When the transdermal patch is used to prevent nausea and vomiting associated with surgery, dose adjustments are required prior to cesarean delivery. Avoid use of transdermal patches in pregnant patients with severe preeclampsia; eclamptic seizures have been reported after IV and IM use.
Body temperature, heart rate, urinary output, intraocular pressure; drowsiness, dizziness, or disorientation; new or worsening psychiatric symptoms.
Blocks the action of acetylcholine at parasympathetic sites in smooth muscle, secretory glands and the CNS; increases cardiac output, dries secretions, antagonizes histamine and serotonin; at usual recommended doses, causes blockade of muscarinic receptors at the cardiac SA-node and is parasympatholytic (ie, blocks vagal activity increasing heart rate)
Onset of action:
Butylbromide: Injection: ≤15 minutes.
Hydrobromide: Injection: ~15 minutes (Renner 2005).

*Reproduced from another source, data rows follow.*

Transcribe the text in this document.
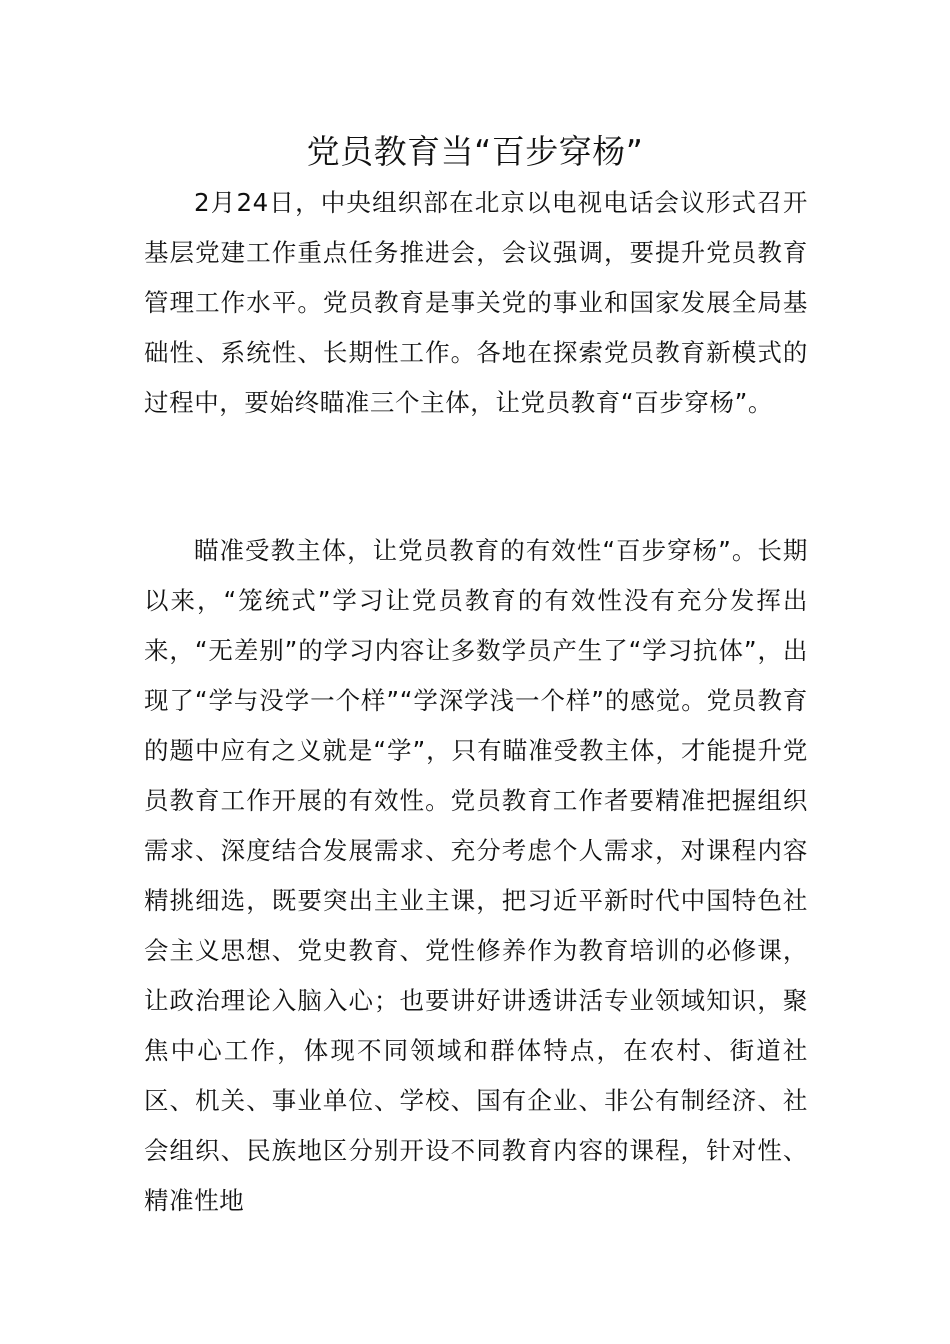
党员教育当“百步穿杨”

2月24日，中央组织部在北京以电视电话会议形式召开基层党建工作重点任务推进会，会议强调，要提升党员教育管理工作水平。党员教育是事关党的事业和国家发展全局基础性、系统性、长期性工作。各地在探索党员教育新模式的过程中，要始终瞄准三个主体，让党员教育“百步穿杨”。

瞄准受教主体，让党员教育的有效性“百步穿杨”。长期以来，“笼统式”学习让党员教育的有效性没有充分发挥出来，“无差别”的学习内容让多数学员产生了“学习抗体”，出现了“学与没学一个样”“学深学浅一个样”的感觉。党员教育的题中应有之义就是“学”，只有瞄准受教主体，才能提升党员教育工作开展的有效性。党员教育工作者要精准把握组织需求、深度结合发展需求、充分考虑个人需求，对课程内容精挑细选，既要突出主业主课，把习近平新时代中国特色社会主义思想、党史教育、党性修养作为教育培训的必修课，让政治理论入脑入心；也要讲好讲透讲活专业领域知识，聚焦中心工作，体现不同领域和群体特点，在农村、街道社区、机关、事业单位、学校、国有企业、非公有制经济、社会组织、民族地区分别开设不同教育内容的课程，针对性、精准性地
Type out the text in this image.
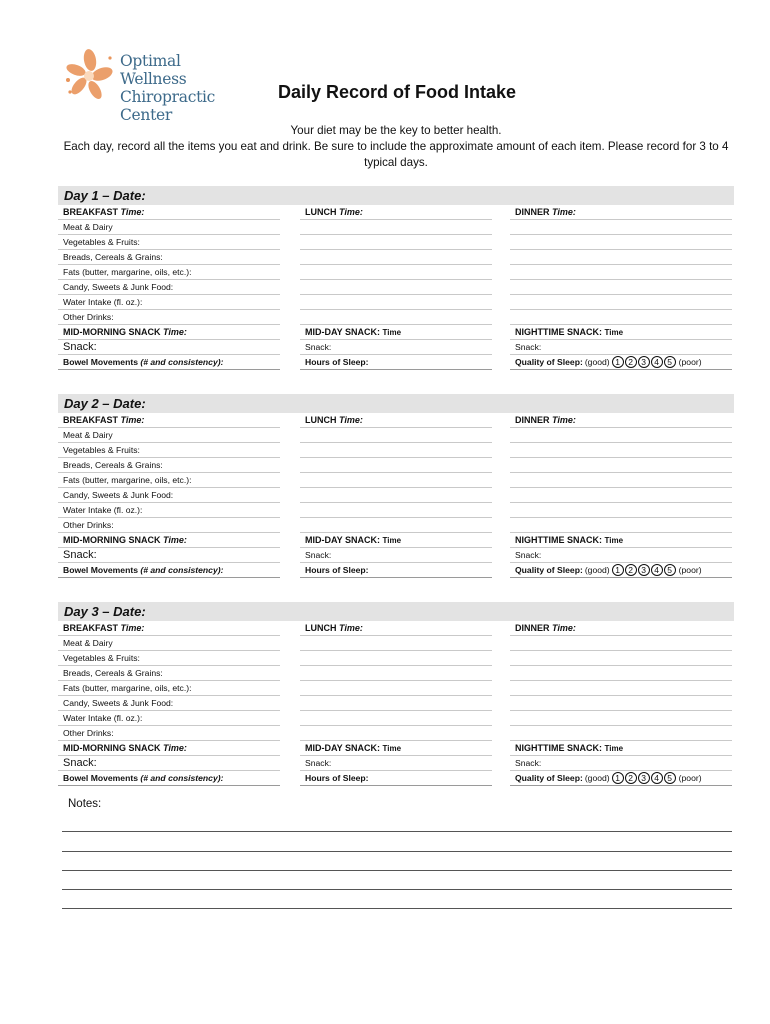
Optimal Wellness
Chiropractic Center
Daily Record of Food Intake
Your diet may be the key to better health.
Each day, record all the items you eat and drink. Be sure to include the approximate amount of each item. Please record for 3 to 4 typical days.
Day 1 – Date:
BREAKFAST Time:
Meat & Dairy
Vegetables & Fruits:
Breads, Cereals & Grains:
Fats (butter, margarine, oils, etc.):
Candy, Sweets & Junk Food:
Water Intake (fl. oz.):
Other Drinks:
MID-MORNING SNACK Time:
Snack:
Bowel Movements (# and consistency):
LUNCH Time:
MID-DAY SNACK: Time
Snack:
Hours of Sleep:
DINNER Time:
NIGHTTIME SNACK: Time
Snack:
Quality of Sleep: (good) 1 2 3 4 5 (poor)
Day 2 – Date:
BREAKFAST Time:
Meat & Dairy
Vegetables & Fruits:
Breads, Cereals & Grains:
Fats (butter, margarine, oils, etc.):
Candy, Sweets & Junk Food:
Water Intake (fl. oz.):
Other Drinks:
MID-MORNING SNACK Time:
Snack:
Bowel Movements (# and consistency):
LUNCH Time:
MID-DAY SNACK: Time
Snack:
Hours of Sleep:
DINNER Time:
NIGHTTIME SNACK: Time
Snack:
Quality of Sleep: (good) 1 2 3 4 5 (poor)
Day 3 – Date:
BREAKFAST Time:
Meat & Dairy
Vegetables & Fruits:
Breads, Cereals & Grains:
Fats (butter, margarine, oils, etc.):
Candy, Sweets & Junk Food:
Water Intake (fl. oz.):
Other Drinks:
MID-MORNING SNACK Time:
Snack:
Bowel Movements (# and consistency):
LUNCH Time:
MID-DAY SNACK: Time
Snack:
Hours of Sleep:
DINNER Time:
NIGHTTIME SNACK: Time
Snack:
Quality of Sleep: (good) 1 2 3 4 5 (poor)
Notes:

Scopolamine base: Transdermal: 6 to 8 hours.
Duration:
Hydrobromide: Injection: ~4 hours.
Scopolamine base: Transdermal: 72 hours.
Absorption:
Butylbromide: Oral: Quaternary salts are poorly absorbed (local concentrations in the GI tract following oral dosing may be high).
Hydrobromide: IM, SubQ: Rapid.
Distribution: Vd: Butylbromide: 128 L.
Protein binding: Butylbromide: ~4% (albumin).
Metabolism: Hepatic.
Bioavailability: Butylbromide: Oral: 8%.
Half-life elimination:
Butylbromide: Terminal: IV: ~5 hours; Oral: ~6 to 11 hours.
Hydrobromide: Injection: ~1 to 3.5 hours (Renner 2005).
Scopolamine base: Transdermal: 9.5 hours.
Time to peak:
Butylbromide: Oral: ~2 hours.
Hydrobromide: IM: ~20 minutes; IV: ~5 minutes; SubQ: ~15 minutes (Renner 2005).
Scopolamine base: Transdermal: 24 hours.
Excretion:
Butylbromide: IV: Urine (42% to 61% [half as parent drug]), feces (28% to 37%).
Hydrobromide: Injection: Urine (variable; as parent drug and metabolites) (Renner 2005).
Scopolamine base: Transdermal: Urine (<10%, as parent drug and metabolites).